The episode does have its flaws - principally the lame treatment given to the strand of the story concerning Burrows' son. Having witnessed the incarceration of both his father and uncle, the latter falls off the rails and is arrested for attempting to sell illegal substances. What should come across as an empathetic understanding of the damaging effect of this loss of parental guidance on Burrow's son, instead, feels much more like a convenient and mechanistic sub-plot. Yet, although there is an unbelievable leniency in terms of custodial sentencing, this sub-plot does provide the writer and the director an opportunity to show the murderer on death row in a familial light - his advice to his son carrying some weight: 'I don't want you to love me...I want you to love yourself.'
Aside from these minor distractions, the intricate plot keeps the pace brisk, with it becoming gradually evident to the audience that Lincoln's claims of being framed may be true. The slaying of the bishop, played by Chelcie Ross, poised to offer Burrows reprieve from the chair, so soon after being threatened by the secret services is strongly suggestive that there are powerful interests wishing the truth to be buried with the man Scofield has come to rescue.

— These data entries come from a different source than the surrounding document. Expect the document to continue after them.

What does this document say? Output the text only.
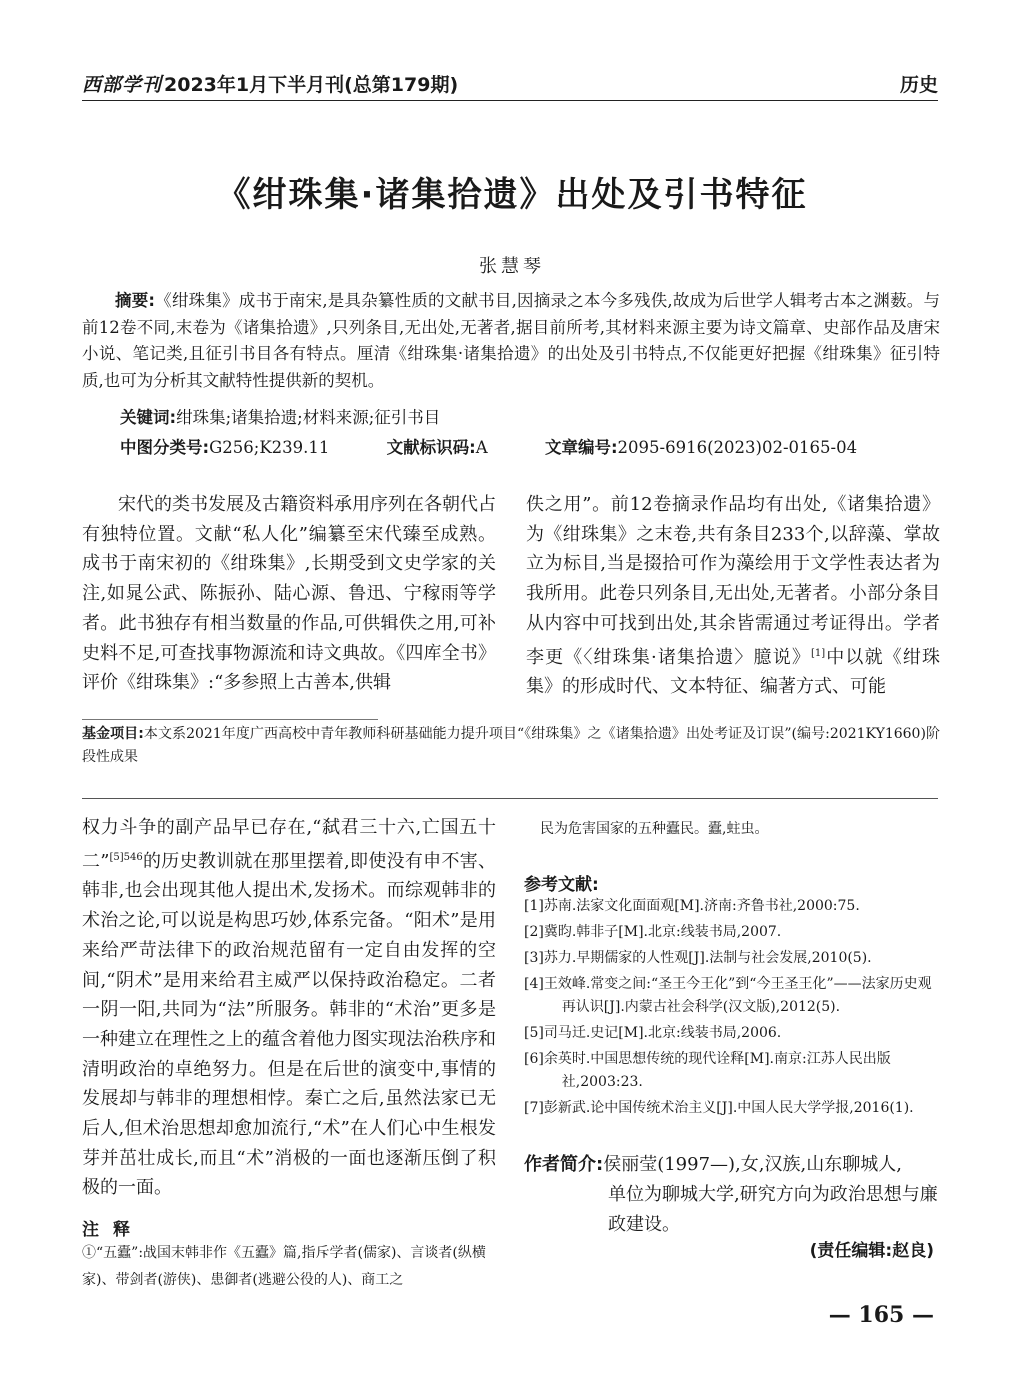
西部学刊 2023年1月下半月刊(总第179期)	历史
《绀珠集·诸集拾遗》出处及引书特征
张慧琴

摘要:《绀珠集》成书于南宋,是具杂纂性质的文献书目,因摘录之本今多残佚,故成为后世学人辑考古本之渊薮。与前12卷不同,末卷为《诸集拾遗》,只列条目,无出处,无著者,据目前所考,其材料来源主要为诗文篇章、史部作品及唐宋小说、笔记类,且征引书目各有特点。厘清《绀珠集·诸集拾遗》的出处及引书特点,不仅能更好把握《绀珠集》征引特质,也可为分析其文献特性提供新的契机。

关键词:绀珠集;诸集拾遗;材料来源;征引书目
中图分类号:G256;K239.11	文献标识码:A	文章编号:2095-6916(2023)02-0165-04

宋代的类书发展及古籍资料承用序列在各朝代占有独特位置。文献“私人化”编纂至宋代臻至成熟。成书于南宋初的《绀珠集》,长期受到文史学家的关注,如晁公武、陈振孙、陆心源、鲁迅、宁稼雨等学者。此书独存有相当数量的作品,可供辑佚之用,可补史料不足,可查找事物源流和诗文典故。《四库全书》评价《绀珠集》:“多参照上古善本,供辑

佚之用”。前12卷摘录作品均有出处,《诸集拾遗》为《绀珠集》之末卷,共有条目233个,以辞藻、掌故立为标目,当是掇拾可作为藻绘用于文学性表达者为我所用。此卷只列条目,无出处,无著者。小部分条目从内容中可找到出处,其余皆需通过考证得出。学者李更《〈绀珠集·诸集拾遗〉臆说》[1]中以就《绀珠集》的形成时代、文本特征、编著方式、可能

基金项目:本文系2021年度广西高校中青年教师科研基础能力提升项目“《绀珠集》之《诸集拾遗》出处考证及订误”(编号:2021KY1660)阶段性成果

权力斗争的副产品早已存在,“弑君三十六,亡国五十二”$^{[5]546}$的历史教训就在那里摆着,即使没有申不害、韩非,也会出现其他人提出术,发扬术。而综观韩非的术治之论,可以说是构思巧妙,体系完备。“阳术”是用来给严苛法律下的政治规范留有一定自由发挥的空间,“阴术”是用来给君主威严以保持政治稳定。二者一阴一阳,共同为“法”所服务。韩非的“术治”更多是一种建立在理性之上的蕴含着他力图实现法治秩序和清明政治的卓绝努力。但是在后世的演变中,事情的发展却与韩非的理想相悖。秦亡之后,虽然法家已无后人,但术治思想却愈加流行,“术”在人们心中生根发芽并茁壮成长,而且“术”消极的一面也逐渐压倒了积极的一面。

注释

①“五蠹”:战国末韩非作《五蠹》篇,指斥学者(儒家)、言谈者(纵横家)、带剑者(游侠)、患御者(逃避公役的人)、商工之

民为危害国家的五种蠹民。蠹,蛀虫。
参考文献:
[1]苏南.法家文化面面观[M].济南:齐鲁书社,2000:75.
[2]冀昀.韩非子[M].北京:线装书局,2007.
[3]苏力.早期儒家的人性观[J].法制与社会发展,2010(5).
[4]王效峰.常变之间:“圣王今王化”到“今王圣王化”——法家历史观再认识[J].内蒙古社会科学(汉文版),2012(5).
[5]司马迁.史记[M].北京:线装书局,2006.
[6]余英时.中国思想传统的现代诠释[M].南京:江苏人民出版社,2003:23.
[7]彭新武.论中国传统术治主义[J].中国人民大学学报,2016(1).
作者简介:侯丽莹(1997—),女,汉族,山东聊城人,
单位为聊城大学,研究方向为政治思想与廉政建设。
(责任编辑:赵良)
— 165 —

The episode, having started with the low buzz of the tattoo artist's needle, brilliantly ends with one of the best 'reveals' within recent TV history. This concerns the revelation that the engineering works conducted at Fox Rover had been contracted out under the table to Scofield's company, and he has not simply committed these to memory, but has a permanent record of them by means of disguising them within the tattoos on his body.